Fast Iterative Solution of Multiple Right-Hand Sides MoM Linear Systems on CPUs and GPUs Computers

The method of moments discretization of boundary integral equations typically leads to dense linear systems. When a single operator is used for multiple excitations, these systems have the same coefficient matrix and multiple right-hand sides (RHSs). Direct solution methods are computationally attractive to use for the solution because they require one-round forward/backward substitution for each RHS, whereas the iterative solution necessitates a full-round iteration for each separate vector.
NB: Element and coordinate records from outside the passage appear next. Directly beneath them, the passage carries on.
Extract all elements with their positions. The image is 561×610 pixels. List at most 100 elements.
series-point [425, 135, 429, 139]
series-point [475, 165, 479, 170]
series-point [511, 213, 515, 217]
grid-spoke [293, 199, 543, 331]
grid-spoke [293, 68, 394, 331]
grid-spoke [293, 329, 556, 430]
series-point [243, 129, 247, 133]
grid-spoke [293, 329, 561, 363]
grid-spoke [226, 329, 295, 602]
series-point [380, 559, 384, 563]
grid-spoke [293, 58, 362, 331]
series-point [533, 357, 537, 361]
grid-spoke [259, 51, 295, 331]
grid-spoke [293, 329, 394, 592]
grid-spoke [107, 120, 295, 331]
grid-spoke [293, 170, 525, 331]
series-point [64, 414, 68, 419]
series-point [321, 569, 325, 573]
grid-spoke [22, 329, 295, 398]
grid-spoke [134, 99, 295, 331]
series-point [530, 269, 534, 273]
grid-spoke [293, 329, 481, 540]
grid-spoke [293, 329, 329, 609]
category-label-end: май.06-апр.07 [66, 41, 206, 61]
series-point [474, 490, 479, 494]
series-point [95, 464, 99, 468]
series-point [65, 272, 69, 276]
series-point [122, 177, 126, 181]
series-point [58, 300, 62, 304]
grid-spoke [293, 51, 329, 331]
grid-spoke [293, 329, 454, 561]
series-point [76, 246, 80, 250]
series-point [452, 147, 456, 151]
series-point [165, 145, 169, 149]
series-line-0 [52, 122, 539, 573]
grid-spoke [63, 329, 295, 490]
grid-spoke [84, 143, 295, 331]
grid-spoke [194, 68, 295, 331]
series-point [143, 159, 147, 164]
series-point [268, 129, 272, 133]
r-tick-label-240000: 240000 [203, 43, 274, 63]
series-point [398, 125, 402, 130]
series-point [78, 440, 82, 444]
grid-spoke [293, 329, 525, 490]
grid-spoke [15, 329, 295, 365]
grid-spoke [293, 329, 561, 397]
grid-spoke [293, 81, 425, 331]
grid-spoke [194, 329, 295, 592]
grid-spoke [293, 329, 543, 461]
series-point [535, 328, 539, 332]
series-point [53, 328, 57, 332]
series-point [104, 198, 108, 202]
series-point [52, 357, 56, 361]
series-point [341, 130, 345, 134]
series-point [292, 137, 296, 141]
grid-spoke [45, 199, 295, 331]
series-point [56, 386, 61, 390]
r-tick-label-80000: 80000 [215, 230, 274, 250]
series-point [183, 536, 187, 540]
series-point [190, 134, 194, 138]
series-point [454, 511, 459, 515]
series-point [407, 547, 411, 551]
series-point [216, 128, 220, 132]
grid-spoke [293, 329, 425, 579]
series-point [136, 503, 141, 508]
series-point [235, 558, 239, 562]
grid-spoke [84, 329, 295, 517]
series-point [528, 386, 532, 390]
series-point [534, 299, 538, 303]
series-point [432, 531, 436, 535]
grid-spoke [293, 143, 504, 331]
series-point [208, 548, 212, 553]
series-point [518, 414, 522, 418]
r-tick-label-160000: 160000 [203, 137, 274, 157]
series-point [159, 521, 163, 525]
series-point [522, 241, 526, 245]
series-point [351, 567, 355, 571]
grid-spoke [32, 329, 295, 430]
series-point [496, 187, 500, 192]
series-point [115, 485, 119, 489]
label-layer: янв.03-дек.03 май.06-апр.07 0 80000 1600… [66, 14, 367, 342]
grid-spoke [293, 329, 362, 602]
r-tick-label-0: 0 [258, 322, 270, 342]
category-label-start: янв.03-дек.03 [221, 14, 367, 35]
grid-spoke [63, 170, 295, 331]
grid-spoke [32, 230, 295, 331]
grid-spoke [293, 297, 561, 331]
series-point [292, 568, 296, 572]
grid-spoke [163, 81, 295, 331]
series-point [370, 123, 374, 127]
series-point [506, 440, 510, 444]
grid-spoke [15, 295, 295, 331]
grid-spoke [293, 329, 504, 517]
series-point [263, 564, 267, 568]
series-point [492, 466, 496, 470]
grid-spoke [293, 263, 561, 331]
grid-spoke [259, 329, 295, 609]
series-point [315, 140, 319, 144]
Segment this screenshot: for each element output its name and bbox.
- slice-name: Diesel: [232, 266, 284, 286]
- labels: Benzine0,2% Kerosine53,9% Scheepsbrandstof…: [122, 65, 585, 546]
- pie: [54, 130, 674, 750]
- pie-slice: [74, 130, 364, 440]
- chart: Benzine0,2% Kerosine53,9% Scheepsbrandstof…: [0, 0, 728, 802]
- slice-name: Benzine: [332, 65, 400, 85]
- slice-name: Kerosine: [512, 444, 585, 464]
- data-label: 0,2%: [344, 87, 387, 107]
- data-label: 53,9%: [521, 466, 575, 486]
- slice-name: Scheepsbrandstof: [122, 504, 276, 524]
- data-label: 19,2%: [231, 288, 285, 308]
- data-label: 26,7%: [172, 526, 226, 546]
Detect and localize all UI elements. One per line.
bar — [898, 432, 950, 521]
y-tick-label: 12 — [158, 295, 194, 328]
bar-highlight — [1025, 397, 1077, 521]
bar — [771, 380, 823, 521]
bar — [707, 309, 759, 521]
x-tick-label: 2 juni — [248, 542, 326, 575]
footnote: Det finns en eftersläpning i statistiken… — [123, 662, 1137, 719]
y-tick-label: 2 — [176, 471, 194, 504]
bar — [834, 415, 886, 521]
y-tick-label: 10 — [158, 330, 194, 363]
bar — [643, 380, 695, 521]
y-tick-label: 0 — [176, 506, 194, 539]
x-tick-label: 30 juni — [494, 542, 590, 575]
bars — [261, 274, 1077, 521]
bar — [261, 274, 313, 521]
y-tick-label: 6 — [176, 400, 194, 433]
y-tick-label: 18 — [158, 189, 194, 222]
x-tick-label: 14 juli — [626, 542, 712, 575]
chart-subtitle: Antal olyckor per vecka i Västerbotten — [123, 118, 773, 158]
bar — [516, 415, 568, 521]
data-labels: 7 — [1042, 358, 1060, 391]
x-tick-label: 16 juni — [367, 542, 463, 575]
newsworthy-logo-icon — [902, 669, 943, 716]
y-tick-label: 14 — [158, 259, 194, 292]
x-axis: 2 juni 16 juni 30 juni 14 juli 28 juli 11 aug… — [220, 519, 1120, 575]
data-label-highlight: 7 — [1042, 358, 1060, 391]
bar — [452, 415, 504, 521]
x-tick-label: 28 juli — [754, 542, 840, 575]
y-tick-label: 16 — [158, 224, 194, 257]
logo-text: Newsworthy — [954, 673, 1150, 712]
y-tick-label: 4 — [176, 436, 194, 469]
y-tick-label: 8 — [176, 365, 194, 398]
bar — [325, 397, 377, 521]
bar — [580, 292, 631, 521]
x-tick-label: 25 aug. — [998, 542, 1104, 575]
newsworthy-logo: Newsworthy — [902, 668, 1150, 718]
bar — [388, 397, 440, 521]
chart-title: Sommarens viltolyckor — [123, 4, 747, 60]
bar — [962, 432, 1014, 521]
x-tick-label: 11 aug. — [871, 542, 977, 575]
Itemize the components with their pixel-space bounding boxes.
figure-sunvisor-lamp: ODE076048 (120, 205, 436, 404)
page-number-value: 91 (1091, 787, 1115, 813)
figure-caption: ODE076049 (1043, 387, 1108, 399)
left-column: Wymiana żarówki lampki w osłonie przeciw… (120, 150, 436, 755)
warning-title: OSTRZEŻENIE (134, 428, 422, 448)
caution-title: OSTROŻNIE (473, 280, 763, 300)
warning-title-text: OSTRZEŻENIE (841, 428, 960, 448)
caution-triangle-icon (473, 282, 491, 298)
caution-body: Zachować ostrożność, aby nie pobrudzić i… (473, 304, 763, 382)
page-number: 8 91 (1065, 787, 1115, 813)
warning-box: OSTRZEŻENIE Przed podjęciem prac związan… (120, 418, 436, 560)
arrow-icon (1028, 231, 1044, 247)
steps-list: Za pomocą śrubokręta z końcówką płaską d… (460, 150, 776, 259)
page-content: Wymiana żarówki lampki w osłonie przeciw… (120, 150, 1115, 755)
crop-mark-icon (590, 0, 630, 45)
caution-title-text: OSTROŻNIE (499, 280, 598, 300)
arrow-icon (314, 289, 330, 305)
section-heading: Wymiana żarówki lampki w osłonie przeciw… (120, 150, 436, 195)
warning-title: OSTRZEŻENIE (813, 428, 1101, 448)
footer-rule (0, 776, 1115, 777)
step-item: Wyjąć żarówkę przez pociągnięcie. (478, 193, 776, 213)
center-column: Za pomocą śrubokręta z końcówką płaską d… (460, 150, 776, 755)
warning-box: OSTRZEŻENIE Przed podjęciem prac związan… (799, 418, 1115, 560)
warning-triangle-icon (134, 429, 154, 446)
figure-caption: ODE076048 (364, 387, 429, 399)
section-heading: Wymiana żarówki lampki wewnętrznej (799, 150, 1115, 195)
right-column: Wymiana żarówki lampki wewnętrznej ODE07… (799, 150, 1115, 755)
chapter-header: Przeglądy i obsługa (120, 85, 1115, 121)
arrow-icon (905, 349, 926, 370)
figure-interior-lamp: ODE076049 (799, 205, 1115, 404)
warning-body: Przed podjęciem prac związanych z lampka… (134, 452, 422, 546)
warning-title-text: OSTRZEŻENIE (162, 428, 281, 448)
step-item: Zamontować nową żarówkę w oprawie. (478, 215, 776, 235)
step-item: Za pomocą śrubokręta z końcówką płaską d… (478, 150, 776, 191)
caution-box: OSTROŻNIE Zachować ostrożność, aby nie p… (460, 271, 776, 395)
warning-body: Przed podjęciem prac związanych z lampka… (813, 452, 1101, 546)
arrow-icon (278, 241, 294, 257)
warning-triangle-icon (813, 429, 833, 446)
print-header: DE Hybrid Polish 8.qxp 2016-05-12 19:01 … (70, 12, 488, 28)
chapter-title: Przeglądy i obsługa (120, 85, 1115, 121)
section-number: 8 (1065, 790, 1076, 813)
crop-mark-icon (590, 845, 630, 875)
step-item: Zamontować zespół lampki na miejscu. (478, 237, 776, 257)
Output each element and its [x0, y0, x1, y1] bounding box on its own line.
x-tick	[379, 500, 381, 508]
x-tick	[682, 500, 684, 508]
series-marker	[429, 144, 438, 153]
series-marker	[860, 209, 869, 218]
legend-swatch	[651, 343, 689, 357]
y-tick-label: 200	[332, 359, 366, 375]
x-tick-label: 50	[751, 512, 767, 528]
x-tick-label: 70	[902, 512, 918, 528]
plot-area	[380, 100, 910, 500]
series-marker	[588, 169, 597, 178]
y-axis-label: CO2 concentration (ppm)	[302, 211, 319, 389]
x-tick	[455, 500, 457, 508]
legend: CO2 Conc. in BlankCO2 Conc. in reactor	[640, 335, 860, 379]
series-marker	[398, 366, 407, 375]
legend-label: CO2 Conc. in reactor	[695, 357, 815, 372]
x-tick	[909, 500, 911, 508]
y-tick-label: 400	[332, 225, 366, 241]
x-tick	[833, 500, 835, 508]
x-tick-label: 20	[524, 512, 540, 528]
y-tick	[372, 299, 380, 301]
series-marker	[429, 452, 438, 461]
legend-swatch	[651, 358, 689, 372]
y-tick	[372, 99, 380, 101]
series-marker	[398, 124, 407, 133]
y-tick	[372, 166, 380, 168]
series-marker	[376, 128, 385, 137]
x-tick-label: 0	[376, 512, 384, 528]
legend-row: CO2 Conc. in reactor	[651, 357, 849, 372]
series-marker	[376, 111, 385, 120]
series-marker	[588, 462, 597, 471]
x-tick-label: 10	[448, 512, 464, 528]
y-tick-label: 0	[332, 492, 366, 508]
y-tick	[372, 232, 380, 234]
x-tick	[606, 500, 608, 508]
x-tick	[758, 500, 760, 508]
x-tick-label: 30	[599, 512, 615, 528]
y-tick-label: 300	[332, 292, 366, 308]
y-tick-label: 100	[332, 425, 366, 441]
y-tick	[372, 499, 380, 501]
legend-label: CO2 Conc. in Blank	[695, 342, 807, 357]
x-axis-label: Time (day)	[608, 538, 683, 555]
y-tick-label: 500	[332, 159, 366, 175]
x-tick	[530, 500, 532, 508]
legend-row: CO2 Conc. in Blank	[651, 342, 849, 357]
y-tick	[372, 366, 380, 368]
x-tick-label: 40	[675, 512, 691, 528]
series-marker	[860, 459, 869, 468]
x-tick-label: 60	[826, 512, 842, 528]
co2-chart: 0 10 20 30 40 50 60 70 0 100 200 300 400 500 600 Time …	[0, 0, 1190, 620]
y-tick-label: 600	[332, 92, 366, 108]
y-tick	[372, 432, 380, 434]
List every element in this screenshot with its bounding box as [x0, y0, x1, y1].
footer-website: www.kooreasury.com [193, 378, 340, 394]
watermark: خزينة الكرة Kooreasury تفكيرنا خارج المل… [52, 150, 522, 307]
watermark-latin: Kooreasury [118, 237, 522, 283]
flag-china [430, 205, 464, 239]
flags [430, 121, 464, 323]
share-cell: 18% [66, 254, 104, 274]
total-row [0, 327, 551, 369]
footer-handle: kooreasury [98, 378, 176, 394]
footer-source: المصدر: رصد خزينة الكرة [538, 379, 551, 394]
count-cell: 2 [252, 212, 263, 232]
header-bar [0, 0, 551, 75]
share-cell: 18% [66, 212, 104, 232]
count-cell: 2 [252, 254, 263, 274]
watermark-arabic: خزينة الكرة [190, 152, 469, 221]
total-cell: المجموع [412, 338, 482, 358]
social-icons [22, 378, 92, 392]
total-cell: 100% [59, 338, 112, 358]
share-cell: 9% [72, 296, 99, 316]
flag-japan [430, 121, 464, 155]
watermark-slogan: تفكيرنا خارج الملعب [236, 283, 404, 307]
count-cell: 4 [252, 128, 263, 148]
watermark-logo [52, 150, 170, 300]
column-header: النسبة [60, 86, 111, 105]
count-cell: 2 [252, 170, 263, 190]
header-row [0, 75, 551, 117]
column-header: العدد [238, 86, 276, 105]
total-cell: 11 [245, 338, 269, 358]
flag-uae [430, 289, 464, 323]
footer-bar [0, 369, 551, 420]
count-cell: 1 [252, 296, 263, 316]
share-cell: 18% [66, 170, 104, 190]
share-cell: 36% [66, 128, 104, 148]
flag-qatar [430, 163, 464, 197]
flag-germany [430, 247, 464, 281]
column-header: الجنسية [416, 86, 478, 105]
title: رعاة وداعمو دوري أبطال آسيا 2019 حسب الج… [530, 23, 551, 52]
However, direct methods become impractical to use even on modern parallel computers when the dimension $n$ is large, due to their $\mathcal{O}(n^2)$ memory and $\mathcal{O}(n^3)$ computational complexity. In this article, we present experiments with a block iterative Krylov subspace method that solves the entire set of systems at once. The proposed method performs a block size reduction during the construction of the Krylov subspace and combines spectral preconditioning and eigenvalue recycling techniques to mitigate memory costs and reduce the number of iterations of conventional block Krylov solvers. Our experiments demonstrate the potential of our method for efficiently solving linear systems with many RHSs arising from integral equation-based engineering applications fast and efficiently on both CPUs and graphics processing units (GPUs).